Afternoon rolled around, and my wife went to pick him up from preschool. When they came home, we hoped to have some family fun together time making cookies. But toddler curiosity had other plans, and the second I stepped away from his side, he ruined the batter by dumping his milk into the carefully measured flour. After I had told him not to. We didn’t have any more flour. There was a snowstorm outside. He cried. I cried. Everyone was mad. I felt like a terrible mother.
Eventually, we all calmed down. The milk incident was forgotten most quickly by our toddler, but mommies still remained sad and disappointed, feeling that our limited family time that evening had been ruined. But 6:30 came along, and it was time for our nightly episode of “Daniel Tiger’s Neighborhood” before bed.

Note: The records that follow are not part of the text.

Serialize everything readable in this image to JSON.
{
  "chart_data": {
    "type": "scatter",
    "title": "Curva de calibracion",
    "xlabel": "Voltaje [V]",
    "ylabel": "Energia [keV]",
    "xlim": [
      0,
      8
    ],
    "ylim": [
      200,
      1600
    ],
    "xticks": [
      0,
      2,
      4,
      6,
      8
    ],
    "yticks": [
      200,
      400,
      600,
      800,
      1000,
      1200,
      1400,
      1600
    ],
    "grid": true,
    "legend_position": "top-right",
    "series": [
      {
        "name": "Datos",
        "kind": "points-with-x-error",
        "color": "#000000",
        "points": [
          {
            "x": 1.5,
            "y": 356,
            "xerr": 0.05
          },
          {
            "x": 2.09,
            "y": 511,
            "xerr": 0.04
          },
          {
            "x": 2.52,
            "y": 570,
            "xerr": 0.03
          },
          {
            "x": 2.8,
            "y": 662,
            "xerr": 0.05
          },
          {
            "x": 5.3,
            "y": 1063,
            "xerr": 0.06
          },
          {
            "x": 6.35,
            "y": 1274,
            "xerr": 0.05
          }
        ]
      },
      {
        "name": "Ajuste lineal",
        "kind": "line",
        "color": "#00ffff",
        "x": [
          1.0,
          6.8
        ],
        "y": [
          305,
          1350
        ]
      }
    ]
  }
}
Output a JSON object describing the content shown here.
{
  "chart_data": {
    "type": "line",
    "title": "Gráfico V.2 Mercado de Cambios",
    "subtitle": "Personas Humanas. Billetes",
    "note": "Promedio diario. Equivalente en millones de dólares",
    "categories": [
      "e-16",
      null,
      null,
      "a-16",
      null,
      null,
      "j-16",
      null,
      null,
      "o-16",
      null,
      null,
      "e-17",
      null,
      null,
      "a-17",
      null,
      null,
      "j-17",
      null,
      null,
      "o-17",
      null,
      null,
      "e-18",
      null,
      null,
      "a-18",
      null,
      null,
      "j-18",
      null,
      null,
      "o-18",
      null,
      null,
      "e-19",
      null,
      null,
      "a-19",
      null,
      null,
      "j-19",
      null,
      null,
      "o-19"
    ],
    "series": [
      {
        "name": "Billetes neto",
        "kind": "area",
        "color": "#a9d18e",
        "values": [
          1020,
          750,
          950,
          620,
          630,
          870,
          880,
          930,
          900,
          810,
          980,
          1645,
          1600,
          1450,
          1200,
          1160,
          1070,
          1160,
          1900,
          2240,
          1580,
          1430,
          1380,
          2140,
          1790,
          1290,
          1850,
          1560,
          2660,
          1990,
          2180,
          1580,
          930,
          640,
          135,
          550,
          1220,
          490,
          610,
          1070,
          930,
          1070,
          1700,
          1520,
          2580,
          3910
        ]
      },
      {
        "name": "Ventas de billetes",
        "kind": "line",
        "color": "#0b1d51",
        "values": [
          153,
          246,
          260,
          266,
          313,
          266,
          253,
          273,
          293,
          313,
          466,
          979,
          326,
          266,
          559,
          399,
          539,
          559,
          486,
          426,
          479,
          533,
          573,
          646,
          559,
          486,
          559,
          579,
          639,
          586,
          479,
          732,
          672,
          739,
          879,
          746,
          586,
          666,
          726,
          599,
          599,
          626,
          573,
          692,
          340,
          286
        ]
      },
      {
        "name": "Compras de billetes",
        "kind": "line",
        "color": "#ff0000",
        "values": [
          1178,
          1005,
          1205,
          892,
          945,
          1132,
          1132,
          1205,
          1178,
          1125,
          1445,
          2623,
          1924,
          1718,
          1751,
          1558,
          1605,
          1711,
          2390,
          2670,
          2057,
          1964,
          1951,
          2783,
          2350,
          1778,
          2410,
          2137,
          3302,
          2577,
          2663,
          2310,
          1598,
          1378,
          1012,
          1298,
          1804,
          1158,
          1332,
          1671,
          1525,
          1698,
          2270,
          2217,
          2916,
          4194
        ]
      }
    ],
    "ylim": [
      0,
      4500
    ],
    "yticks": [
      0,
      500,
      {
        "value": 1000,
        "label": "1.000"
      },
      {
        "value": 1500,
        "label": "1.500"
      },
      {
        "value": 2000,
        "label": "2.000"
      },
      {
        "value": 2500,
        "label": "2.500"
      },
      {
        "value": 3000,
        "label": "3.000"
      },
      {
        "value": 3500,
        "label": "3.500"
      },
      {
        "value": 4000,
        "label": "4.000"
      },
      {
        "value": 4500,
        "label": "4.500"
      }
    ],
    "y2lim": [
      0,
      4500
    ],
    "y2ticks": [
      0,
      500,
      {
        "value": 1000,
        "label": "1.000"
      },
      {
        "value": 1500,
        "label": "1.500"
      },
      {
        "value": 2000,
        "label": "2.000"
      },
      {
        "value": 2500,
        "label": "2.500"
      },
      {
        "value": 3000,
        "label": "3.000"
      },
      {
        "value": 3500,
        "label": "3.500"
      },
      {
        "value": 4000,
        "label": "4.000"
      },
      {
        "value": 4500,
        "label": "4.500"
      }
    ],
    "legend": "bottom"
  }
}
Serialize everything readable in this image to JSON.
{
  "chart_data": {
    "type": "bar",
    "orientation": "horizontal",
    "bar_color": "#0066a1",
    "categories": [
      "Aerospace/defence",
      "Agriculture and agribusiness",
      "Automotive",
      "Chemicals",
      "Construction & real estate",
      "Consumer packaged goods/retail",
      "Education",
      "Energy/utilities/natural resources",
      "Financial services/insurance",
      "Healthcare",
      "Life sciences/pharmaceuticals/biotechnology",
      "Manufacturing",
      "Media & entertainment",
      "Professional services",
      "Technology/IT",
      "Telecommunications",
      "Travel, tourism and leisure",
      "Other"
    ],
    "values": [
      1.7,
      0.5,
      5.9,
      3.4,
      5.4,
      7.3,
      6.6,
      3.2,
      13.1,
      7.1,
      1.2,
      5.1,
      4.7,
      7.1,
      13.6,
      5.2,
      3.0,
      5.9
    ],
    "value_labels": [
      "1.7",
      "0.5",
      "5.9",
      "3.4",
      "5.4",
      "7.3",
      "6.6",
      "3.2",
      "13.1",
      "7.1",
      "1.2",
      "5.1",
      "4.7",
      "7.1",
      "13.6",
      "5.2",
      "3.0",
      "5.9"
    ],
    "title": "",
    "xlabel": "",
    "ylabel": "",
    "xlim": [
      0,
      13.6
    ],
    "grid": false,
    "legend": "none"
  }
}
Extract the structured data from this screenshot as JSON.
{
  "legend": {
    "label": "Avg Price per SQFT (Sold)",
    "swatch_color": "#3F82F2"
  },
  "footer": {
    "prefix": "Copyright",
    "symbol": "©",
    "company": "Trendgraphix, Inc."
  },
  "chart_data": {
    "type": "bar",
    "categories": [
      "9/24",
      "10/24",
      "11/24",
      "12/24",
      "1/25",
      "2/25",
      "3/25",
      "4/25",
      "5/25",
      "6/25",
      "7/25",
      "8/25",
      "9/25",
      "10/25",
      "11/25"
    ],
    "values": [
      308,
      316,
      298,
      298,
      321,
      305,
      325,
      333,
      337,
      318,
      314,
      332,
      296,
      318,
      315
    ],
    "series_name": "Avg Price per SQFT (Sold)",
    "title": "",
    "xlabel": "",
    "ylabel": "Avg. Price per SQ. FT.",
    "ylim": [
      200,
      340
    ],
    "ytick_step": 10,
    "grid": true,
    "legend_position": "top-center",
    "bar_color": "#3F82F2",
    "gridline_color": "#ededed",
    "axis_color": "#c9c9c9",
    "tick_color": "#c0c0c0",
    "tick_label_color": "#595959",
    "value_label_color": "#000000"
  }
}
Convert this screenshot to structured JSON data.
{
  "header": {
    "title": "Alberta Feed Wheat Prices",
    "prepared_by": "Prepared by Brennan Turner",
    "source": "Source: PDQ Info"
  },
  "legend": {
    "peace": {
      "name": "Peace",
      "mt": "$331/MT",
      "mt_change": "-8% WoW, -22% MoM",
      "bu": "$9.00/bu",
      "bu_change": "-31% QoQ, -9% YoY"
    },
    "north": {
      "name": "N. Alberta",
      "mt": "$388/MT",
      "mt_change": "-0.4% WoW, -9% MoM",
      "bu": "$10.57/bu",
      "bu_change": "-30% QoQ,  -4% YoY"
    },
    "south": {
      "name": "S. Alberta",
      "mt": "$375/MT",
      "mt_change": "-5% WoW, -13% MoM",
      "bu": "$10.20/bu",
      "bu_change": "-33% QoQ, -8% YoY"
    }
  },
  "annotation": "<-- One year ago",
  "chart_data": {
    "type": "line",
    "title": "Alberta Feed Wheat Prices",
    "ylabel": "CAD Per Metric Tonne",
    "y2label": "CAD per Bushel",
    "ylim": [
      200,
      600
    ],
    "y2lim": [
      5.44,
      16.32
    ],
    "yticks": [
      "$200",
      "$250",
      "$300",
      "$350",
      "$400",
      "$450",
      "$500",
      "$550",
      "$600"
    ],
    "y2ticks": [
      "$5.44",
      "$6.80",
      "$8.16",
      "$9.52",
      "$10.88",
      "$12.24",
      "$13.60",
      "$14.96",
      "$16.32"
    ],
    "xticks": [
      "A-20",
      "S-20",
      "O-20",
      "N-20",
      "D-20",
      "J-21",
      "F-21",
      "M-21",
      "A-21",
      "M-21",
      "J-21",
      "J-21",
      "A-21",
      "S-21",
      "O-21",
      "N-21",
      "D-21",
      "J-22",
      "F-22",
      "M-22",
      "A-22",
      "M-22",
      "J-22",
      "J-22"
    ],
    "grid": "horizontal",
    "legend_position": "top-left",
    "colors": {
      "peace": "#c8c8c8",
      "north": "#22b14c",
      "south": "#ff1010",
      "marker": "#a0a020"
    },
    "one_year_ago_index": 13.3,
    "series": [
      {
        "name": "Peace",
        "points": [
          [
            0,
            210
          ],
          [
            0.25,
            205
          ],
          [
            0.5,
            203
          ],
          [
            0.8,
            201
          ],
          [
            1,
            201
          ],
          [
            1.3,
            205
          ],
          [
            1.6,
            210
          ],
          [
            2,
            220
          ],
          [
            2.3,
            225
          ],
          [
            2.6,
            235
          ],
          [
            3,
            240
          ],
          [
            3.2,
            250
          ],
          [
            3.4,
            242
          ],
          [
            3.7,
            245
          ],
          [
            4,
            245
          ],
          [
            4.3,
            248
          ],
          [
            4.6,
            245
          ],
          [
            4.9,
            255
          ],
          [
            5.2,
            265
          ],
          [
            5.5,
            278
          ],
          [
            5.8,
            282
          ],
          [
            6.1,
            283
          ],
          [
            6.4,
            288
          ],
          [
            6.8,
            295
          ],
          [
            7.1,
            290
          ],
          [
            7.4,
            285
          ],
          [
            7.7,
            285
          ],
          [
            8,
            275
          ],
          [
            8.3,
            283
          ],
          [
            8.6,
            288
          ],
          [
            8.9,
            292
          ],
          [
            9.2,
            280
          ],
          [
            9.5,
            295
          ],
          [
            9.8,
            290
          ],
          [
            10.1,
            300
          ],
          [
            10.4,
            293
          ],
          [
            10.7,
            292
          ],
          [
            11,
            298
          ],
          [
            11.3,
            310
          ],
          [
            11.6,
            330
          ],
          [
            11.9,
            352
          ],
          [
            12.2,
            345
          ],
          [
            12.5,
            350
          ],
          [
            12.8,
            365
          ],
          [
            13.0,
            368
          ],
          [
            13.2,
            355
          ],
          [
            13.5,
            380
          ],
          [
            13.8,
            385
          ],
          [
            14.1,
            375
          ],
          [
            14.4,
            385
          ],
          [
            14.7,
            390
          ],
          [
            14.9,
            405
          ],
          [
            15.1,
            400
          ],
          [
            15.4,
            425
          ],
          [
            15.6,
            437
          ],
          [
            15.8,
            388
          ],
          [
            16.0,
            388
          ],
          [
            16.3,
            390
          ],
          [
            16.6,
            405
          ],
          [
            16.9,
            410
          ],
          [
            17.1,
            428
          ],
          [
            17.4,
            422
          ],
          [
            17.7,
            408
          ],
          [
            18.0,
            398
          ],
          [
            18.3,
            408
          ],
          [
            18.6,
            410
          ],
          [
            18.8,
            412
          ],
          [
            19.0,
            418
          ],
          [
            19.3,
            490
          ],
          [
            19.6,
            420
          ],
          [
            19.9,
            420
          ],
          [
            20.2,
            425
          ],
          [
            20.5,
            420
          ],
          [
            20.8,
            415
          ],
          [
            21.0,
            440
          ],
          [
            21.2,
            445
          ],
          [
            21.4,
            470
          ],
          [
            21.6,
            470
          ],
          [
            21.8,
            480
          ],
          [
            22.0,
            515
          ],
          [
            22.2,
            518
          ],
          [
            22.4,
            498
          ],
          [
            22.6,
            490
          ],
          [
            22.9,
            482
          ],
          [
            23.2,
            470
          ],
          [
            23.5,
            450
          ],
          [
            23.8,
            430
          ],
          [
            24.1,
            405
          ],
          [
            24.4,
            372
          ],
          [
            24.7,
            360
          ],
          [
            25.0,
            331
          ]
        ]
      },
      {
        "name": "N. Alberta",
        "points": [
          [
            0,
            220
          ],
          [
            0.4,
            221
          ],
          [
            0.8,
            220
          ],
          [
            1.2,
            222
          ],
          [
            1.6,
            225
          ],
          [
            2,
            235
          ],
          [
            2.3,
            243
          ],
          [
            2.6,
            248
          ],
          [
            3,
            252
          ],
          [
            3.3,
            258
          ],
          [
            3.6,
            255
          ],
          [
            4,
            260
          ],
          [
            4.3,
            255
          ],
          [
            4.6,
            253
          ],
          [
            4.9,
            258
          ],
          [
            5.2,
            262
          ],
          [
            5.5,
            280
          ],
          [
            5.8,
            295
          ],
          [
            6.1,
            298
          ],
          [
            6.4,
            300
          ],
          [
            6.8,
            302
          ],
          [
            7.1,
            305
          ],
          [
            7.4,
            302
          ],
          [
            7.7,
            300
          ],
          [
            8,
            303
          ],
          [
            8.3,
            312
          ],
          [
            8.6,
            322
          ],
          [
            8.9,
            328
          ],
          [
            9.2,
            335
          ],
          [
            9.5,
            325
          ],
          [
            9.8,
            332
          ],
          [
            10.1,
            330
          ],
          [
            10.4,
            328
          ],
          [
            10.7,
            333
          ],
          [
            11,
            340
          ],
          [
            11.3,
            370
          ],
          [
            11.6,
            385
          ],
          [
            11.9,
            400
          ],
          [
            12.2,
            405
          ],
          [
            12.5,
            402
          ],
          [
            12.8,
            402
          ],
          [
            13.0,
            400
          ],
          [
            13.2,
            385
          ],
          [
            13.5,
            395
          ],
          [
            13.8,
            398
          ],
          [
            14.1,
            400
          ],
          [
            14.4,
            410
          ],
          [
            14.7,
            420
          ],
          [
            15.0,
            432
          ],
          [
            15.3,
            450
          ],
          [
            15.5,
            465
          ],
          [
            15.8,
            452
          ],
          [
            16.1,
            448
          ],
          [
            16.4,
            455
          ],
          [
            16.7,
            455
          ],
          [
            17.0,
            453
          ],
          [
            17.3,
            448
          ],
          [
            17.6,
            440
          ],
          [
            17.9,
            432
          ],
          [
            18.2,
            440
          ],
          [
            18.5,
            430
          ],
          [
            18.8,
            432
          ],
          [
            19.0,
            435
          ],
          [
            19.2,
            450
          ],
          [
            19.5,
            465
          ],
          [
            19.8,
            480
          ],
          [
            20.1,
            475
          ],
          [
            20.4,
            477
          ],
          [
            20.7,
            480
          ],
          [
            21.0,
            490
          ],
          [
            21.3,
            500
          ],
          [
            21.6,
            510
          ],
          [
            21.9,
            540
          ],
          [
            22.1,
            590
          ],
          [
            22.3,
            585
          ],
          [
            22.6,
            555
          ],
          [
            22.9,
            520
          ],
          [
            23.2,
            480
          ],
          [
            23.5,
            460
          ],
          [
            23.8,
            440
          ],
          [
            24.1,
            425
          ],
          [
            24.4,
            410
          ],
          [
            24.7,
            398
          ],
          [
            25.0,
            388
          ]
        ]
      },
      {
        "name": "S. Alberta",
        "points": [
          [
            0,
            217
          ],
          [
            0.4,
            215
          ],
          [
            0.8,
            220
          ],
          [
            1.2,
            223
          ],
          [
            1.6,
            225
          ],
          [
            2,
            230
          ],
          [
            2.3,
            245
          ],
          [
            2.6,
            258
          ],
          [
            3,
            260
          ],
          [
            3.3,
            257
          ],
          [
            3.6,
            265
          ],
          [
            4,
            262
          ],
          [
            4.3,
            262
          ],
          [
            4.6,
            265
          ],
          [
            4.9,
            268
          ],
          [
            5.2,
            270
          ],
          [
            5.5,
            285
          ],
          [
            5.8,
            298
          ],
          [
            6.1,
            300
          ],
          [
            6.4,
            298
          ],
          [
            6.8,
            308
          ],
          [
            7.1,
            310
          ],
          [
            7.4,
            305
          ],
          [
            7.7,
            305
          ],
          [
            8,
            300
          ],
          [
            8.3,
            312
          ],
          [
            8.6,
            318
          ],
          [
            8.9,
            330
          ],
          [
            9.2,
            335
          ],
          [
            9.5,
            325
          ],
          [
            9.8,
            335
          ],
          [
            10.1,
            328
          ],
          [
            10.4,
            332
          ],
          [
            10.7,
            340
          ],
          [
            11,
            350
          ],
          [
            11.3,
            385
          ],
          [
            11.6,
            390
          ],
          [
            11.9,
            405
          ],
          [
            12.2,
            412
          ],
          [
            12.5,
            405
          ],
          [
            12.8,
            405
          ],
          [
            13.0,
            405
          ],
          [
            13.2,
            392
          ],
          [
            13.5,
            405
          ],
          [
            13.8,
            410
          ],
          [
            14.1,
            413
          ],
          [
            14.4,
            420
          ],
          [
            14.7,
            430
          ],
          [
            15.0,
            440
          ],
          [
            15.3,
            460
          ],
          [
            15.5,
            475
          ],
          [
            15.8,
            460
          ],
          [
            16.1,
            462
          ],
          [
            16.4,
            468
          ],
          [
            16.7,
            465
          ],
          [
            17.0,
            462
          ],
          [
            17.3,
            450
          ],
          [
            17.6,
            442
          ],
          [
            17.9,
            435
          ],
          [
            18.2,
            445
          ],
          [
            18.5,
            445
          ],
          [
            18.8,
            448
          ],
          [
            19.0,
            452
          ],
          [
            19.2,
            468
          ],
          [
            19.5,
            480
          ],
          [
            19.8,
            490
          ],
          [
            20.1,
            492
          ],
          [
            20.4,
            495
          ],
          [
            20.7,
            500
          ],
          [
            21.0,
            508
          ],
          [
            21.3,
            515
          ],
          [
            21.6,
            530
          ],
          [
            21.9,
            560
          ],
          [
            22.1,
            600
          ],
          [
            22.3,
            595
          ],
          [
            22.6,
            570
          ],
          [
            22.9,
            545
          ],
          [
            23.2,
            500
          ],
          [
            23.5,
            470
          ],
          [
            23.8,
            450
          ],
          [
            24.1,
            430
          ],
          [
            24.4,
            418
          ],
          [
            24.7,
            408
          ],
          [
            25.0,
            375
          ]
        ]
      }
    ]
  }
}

Our little man settled himself between the two of us on the couch. As we watched Daniel play with Katerina, trying to cheer ourselves up, my wife asked him, “Who do you think is Daniel’s best friend?” His reply was immediate. “Katerina!” Well, obviously–they were playing together!
“Who’s your best friend?” I asked him. That’s when it happened. Sitting there between his two moms, his favorite spot in the world, our little man didn’t hesitate a moment. He spread his arms, pointing to each of us on either side of him. “You two!”
In that moment, the ruined cookies, the tears, the frustration, the exhaustion…none of it mattered. We were both smothering him with kisses. He grinned, unaware of the effect of his simple, truthful answer on his moms. It’s true. We’re his best friends. And someday, all too soon, that won’t be his answer to that question any longer.
I’ll try to remember that the next time my toddler tugs on my hand and says, “Come play, mommy. I want you with me!”
Of course he wants us with him. We’re his best friends.